IA, apprentissage automatique et apprentissage profond
Intelligence artificielle : ensemble de méthodes permettant à des systèmes d’effectuer des tâches de perception, prédiction, génération ou décision. Le terme décrit un domaine, pas une technologie unique. Apprentissage automatique : méthodes qui ajustent un modèle à partir d’exemples. Apprentissage profond : apprentissage fondé sur des réseaux de neurones comportant plusieurs couches. Il est particulièrement utilisé pour les images, le son et le langage.
Modèle : structure mathématique ajustée pendant l’entraînement puis utilisée pour produire une sortie. Algorithme : suite d’opérations permettant d’entraîner ou d’utiliser un modèle. Inférence : phase où un modèle entraîné traite une nouvelle entrée. Ces distinctions aident à comprendre qu’un même produit associe souvent plusieurs algorithmes, modèles et règles classiques.
Jeu de données, variables et annotation
Jeu d’entraînement : exemples utilisés pour ajuster le modèle. Jeu de validation : exemples séparés qui servent à choisir les réglages. Jeu de test : exemples gardés à l’écart pour estimer la performance finale. Réutiliser le test pendant les réglages fausse l’évaluation. Variable ou caractéristique : information fournie au modèle. Étiquette : réponse attendue dans un apprentissage supervisé.
Annotation : production des étiquettes par des personnes, des règles ou d’autres outils. Elle contient des choix et des erreurs. Qualité des données : exactitude, couverture, cohérence, actualité et pertinence des informations. Dérive : changement des données ou de la relation entre entrée et résultat après le déploiement. Une dérive peut rendre un modèle progressivement moins fiable.
LLM, tokens, embeddings et RAG
Grand modèle de langage ou LLM : modèle entraîné sur de grands volumes de texte pour prédire et générer des séquences. Token : unité de texte traitée par le modèle, qui peut être un mot, une partie de mot ou un signe. Fenêtre de contexte : quantité d’information prise en compte lors d’une requête.
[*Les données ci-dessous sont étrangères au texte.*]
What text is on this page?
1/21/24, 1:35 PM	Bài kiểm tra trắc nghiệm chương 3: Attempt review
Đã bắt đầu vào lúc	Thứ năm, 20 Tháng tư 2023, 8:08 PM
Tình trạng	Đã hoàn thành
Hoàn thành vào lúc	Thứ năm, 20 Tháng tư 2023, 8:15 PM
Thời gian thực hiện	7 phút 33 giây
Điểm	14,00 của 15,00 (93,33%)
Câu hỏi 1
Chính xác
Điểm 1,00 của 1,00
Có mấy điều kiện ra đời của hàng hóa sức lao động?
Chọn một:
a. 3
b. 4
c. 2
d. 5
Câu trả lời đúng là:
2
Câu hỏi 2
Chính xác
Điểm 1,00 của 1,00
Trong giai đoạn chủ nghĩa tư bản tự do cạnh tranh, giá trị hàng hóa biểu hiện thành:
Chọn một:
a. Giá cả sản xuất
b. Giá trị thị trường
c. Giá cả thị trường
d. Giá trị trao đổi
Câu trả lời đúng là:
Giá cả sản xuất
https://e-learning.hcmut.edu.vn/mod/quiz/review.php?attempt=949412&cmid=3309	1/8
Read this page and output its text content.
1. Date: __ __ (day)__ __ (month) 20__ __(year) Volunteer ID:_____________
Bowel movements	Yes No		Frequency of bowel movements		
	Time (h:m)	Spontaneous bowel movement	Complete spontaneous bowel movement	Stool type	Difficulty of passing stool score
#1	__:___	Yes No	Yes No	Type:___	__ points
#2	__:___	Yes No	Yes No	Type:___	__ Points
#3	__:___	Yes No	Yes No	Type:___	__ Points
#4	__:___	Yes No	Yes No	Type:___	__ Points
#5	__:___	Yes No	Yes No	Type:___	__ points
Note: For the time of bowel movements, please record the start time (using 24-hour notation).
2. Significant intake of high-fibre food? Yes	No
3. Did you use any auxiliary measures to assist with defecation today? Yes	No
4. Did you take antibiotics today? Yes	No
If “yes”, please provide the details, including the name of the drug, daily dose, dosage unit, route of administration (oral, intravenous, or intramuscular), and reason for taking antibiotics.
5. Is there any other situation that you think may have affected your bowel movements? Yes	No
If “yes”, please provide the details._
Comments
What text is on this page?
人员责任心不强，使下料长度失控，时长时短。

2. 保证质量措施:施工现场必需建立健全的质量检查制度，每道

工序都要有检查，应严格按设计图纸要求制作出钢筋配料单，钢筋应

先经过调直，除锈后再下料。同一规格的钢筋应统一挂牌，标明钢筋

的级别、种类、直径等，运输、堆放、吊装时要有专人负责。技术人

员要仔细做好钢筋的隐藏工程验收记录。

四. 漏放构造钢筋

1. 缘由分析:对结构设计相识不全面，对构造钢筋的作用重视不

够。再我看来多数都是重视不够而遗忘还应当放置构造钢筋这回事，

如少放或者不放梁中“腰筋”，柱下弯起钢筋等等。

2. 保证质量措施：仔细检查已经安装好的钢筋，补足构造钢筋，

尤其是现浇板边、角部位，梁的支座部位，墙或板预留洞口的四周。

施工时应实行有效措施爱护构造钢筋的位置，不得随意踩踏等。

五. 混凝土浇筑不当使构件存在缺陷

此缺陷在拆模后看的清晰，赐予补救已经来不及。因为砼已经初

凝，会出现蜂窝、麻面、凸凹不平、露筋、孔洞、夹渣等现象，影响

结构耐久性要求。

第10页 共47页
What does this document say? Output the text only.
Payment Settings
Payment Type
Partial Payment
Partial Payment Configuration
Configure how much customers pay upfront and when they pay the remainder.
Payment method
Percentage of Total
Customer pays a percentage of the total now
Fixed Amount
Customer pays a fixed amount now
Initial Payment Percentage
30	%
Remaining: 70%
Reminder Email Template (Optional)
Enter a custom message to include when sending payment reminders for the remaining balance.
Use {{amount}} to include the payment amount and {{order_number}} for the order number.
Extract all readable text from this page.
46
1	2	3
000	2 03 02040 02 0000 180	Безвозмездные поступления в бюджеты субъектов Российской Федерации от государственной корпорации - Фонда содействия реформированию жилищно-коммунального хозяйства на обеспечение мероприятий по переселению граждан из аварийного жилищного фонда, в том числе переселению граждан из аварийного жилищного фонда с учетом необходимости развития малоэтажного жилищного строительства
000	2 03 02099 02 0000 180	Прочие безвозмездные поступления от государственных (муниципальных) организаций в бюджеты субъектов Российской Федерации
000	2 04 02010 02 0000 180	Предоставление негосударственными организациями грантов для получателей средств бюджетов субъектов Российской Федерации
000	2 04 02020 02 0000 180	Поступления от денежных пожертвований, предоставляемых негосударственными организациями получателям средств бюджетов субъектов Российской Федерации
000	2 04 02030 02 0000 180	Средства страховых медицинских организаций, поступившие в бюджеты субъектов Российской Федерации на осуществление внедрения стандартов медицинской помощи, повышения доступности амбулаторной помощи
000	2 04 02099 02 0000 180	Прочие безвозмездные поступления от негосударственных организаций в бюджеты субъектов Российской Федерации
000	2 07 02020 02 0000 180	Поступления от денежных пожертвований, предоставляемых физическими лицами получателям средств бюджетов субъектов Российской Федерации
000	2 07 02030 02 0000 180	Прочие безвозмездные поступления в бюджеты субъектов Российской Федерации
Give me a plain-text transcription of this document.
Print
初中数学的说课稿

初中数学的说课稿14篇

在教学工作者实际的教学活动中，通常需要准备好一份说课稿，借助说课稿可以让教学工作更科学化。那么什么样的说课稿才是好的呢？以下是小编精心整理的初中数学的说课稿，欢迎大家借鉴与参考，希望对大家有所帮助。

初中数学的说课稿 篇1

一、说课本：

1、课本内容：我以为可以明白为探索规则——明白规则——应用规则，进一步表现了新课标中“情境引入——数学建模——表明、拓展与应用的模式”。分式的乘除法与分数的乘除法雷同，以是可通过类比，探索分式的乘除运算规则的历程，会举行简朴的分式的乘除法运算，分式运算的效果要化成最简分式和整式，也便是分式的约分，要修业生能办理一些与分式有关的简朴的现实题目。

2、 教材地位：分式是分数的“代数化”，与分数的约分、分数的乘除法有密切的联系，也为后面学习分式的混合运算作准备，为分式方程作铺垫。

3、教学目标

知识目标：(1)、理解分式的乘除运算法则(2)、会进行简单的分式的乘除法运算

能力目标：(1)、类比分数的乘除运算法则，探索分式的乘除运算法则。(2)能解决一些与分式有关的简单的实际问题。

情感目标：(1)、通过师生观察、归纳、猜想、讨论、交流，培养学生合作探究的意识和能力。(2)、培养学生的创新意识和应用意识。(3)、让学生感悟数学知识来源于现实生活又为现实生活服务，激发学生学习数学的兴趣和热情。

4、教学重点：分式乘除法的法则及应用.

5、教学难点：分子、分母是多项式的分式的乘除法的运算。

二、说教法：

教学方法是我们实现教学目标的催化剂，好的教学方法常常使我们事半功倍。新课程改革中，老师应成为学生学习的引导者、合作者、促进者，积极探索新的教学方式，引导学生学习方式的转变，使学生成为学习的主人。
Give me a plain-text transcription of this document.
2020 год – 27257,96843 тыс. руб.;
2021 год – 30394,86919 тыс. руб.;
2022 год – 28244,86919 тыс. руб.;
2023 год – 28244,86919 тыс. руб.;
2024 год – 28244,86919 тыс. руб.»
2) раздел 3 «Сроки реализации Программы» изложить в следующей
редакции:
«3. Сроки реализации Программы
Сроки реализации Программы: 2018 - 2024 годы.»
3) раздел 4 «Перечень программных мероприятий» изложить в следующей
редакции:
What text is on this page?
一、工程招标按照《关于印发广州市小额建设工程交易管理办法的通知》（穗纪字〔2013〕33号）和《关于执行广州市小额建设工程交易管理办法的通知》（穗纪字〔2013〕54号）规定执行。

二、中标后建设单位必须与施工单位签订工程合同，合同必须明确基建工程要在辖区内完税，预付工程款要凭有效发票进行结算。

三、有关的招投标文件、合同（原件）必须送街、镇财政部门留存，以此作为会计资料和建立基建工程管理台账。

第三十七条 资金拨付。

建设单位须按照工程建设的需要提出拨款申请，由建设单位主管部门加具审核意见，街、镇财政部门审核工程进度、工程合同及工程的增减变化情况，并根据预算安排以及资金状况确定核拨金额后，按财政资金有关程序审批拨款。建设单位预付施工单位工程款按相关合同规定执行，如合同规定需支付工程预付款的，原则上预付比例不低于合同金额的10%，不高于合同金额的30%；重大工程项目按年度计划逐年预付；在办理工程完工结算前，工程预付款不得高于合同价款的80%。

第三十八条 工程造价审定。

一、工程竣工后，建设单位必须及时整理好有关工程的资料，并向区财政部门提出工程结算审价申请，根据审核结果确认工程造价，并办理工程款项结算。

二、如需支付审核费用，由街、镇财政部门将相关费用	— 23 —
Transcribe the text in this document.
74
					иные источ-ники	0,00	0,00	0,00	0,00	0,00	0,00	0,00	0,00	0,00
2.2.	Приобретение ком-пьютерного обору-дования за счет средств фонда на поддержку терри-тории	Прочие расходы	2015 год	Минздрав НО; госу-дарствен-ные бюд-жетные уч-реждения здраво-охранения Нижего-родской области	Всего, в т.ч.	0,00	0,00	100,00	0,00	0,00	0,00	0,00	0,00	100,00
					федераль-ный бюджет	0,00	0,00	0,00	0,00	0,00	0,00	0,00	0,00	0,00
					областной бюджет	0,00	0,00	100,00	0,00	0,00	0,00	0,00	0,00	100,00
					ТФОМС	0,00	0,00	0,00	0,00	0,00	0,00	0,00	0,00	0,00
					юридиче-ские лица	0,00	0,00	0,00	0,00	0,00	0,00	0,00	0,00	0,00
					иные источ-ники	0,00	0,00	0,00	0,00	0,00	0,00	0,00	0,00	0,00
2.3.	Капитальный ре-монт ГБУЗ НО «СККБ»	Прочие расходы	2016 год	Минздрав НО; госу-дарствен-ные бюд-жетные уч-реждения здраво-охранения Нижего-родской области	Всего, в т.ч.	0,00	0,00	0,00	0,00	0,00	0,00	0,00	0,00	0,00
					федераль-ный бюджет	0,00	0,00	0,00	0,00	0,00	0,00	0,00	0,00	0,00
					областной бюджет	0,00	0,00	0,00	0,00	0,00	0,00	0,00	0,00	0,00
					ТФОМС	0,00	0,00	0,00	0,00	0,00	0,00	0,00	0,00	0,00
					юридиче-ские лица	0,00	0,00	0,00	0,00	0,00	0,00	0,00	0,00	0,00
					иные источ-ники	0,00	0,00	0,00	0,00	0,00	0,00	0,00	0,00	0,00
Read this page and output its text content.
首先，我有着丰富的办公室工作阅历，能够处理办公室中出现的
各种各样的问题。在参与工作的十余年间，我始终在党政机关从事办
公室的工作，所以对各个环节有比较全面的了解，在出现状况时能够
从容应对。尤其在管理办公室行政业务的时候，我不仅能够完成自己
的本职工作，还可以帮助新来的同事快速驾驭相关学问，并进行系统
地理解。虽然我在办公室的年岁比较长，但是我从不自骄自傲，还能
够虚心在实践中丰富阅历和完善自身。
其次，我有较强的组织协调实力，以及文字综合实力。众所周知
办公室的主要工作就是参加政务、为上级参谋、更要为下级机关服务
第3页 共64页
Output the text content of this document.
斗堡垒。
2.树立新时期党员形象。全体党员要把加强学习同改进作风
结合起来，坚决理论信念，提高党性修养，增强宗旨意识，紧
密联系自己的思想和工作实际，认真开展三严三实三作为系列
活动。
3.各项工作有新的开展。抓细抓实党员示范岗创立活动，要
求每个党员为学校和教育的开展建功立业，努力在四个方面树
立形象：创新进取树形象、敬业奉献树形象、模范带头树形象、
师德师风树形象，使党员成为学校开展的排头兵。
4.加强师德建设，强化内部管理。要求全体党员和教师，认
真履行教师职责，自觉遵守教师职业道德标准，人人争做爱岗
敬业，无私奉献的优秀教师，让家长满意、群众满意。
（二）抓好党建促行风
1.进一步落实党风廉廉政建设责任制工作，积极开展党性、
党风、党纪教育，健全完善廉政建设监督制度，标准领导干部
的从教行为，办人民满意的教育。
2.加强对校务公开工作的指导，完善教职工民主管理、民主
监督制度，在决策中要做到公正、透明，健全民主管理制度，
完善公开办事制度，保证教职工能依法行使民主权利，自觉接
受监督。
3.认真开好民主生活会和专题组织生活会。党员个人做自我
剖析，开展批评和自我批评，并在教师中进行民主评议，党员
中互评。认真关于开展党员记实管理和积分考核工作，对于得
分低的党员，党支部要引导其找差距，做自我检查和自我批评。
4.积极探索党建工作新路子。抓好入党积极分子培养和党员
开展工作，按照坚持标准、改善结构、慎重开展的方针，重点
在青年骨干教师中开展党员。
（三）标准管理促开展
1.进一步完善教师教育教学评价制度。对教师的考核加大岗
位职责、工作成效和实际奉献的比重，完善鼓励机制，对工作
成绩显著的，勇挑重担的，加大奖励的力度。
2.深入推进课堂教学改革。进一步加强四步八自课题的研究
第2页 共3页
Elle ne constitue pas une mémoire fiable et illimitée.
Embedding : représentation numérique qui place des contenus proches dans un espace mathématique. Elle sert notamment à la recherche sémantique. RAG : génération augmentée par recherche, qui récupère des documents avant de produire une réponse. Le RAG améliore l’ancrage mais ne garantit pas l’exactitude. La qualité dépend de la recherche, du corpus et de la manière dont les sources sont affichées.
Précision, rappel, biais et hallucination
Précision : parmi les éléments signalés positifs, proportion réellement positive. Rappel : parmi les éléments réellement positifs, proportion détectée. Le bon compromis dépend du coût des erreurs. Faux positif : alerte incorrecte. Faux négatif : cas réel non détecté. Une métrique globale ne suffit pas si certains sous-groupes subissent plus d’erreurs.
Biais : déformation liée aux données, à la méthode ou au contexte qui produit des écarts indésirables. Hallucination : contenu généré plausible mais non fondé. Robustesse : capacité à maintenir une qualité acceptable lorsque les entrées varient. Explicabilité : méthodes et informations aidant à comprendre un résultat. L’explication utile dépend de la personne et de la décision concernées.
MLOps, surveillance et contrôle humain
MLOps : pratiques qui organisent la version, le déploiement, la surveillance et la mise à jour des modèles. Pipeline : chaîne de traitements reliant données, modèle et service. Journalisation : conservation de traces utiles à la sécurité et à l’analyse, dans le respect des règles de données. Reproductibilité : capacité à retrouver un résultat avec les mêmes données, code et paramètres.
Contrôle humain : intervention d’une personne capable de comprendre suffisamment le résultat, de le contester et d’agir. Système à haut risque : catégorie juridique définie par le règlement européen pour certains usages, avec des obligations spécifiques. Culture de l’IA : compétences permettant aux personnes qui utilisent ou supervisent un système d’en comprendre les possibilités, limites et risques. Ces notions transforment le vocabulaire en organisation concrète.